Relational Learning Project Grows
Hearts Exchanged, a reconciliation effort and learning opportunity, is reaching communities across Canada.
The project, now in its second phase, has over 250 participants from every classis and region in Canada gathering regularly to learn and converse on matters of reconciliation. The goal of Hearts Exchanged is to equip Reformed Christians to engage with Indigenous people as neighbors and fellow people loved and created by God and bearing his image.
The first phase of the project, which took place from autumn 2020 through spring 2021, saw two pilot cohorts from eastern and western Canada complete the program and give feedback to help shape and refine the journey for future participants.
In its current iteration, Hearts Exchanged invites participants to commit to an eight-month learning and action journey, which involves gathering online with other people in their cohort once a month and using the time in between sessions to read, watch documentaries, and journal about the experience. By the end of the eight months, participants will have created an action plan to continue the reconciliation process and to share their learning with people in their churches and communities.

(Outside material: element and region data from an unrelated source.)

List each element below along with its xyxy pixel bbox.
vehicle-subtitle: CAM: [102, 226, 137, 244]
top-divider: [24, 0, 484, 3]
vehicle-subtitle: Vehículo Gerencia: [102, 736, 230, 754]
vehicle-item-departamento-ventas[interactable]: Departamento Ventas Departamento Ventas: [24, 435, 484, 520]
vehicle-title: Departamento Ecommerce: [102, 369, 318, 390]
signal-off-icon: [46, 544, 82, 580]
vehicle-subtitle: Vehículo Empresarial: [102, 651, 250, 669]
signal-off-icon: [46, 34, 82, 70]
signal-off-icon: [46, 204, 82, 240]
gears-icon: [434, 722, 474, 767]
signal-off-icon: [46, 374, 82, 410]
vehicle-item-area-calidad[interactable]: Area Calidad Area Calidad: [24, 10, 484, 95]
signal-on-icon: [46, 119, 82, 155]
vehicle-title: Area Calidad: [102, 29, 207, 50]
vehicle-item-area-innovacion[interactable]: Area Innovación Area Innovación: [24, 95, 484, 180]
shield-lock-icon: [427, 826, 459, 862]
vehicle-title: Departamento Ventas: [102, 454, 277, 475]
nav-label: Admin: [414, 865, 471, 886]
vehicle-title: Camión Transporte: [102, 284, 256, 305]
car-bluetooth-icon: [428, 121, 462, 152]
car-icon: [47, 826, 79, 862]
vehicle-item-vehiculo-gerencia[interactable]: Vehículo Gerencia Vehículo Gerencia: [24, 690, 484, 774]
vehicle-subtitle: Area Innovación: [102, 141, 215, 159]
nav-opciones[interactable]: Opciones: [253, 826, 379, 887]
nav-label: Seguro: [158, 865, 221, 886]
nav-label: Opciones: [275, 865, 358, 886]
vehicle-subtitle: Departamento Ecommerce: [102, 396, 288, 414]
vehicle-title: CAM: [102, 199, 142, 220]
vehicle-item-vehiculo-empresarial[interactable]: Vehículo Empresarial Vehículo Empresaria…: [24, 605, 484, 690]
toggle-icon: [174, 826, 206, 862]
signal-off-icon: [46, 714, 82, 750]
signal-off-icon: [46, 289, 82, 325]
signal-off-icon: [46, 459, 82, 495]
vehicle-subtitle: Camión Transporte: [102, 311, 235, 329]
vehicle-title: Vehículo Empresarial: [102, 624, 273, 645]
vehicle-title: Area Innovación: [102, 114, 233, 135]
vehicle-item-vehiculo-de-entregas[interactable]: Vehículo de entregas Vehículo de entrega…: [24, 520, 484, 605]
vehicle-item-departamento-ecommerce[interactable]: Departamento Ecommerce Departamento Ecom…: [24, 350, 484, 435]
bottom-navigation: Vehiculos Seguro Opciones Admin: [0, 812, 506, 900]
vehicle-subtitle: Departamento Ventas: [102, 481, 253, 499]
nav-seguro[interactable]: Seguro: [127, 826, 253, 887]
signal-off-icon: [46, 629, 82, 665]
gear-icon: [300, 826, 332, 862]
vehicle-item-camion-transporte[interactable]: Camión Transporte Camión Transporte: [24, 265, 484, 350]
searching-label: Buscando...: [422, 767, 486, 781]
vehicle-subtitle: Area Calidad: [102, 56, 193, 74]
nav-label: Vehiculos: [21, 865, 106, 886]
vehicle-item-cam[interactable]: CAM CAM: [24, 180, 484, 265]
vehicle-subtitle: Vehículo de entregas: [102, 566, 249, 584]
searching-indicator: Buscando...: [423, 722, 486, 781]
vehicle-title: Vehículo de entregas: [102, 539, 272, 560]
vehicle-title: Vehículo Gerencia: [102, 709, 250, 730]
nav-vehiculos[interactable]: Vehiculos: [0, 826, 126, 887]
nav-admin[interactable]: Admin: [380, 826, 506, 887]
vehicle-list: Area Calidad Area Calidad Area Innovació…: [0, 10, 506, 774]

Priya Andrade, the justice and reconciliation mobilizer with Canadian Ministries, is excited about the growth of Hearts Exchanged and what it means for the Christian Reformed Church, noting, “This is what we’re invited as a country to be doing, and we’re responding as a church.” She added, “Are we doing it perfectly? More than likely not, but are we doing it? Yeah. We’re not indifferent. And I think that’s what Hearts Exchanged is showing.”
The experience is designed to foster learning about the harms caused to Indigenous peoples by colonization, to share stories of people whose lives have been impacted by its ongoing effects, and to provide a safe place for honest dialogue and relationship building around these topics.
Shannon Perez, a member of the Dene First Nation, was part of the team that created and curated the materials included in Hearts Exchanged. “There are a lot of Indigenous people that . . . have their own tension about being Indigenous and being Christian. It’s been the narrative we have to choose: ‘You’re either Indigenous or you’re Christian, but you can’t be both.’ But how did we even come to the place where Indigenous people have to choose? That is why we need to go through Hearts Exchanged.”
Feedback from past participants has been encouraging. One person shared, “I love how the circle discussions allow for a diversity of perspectives that frees each person to listen and not feel like they have to talk about everything; everyone can share what is most meaningfully on their heart and mind. If you have done the first steps of a Blanket Exercise and are asking what’s next, this journey is the perfect thing for you!”
Another participant praised the project as a way to answer the call to care for the oppressed, to do justice and love mercy. Another shared, “Hearts Exchanged gave me the opportunity to finally learn about Indigenous justice issues and context in Canada and what role I can play in moving forward.”
To ensure that the learning continues and spreads, phase three will invite participants from previous cohorts to take steps to implement their action plans, engaging their communities in reconciliation activities. Phase four will bring the learning and action planning to the next CRC Canadian National Gathering, providing resources to bring the work to local church contexts.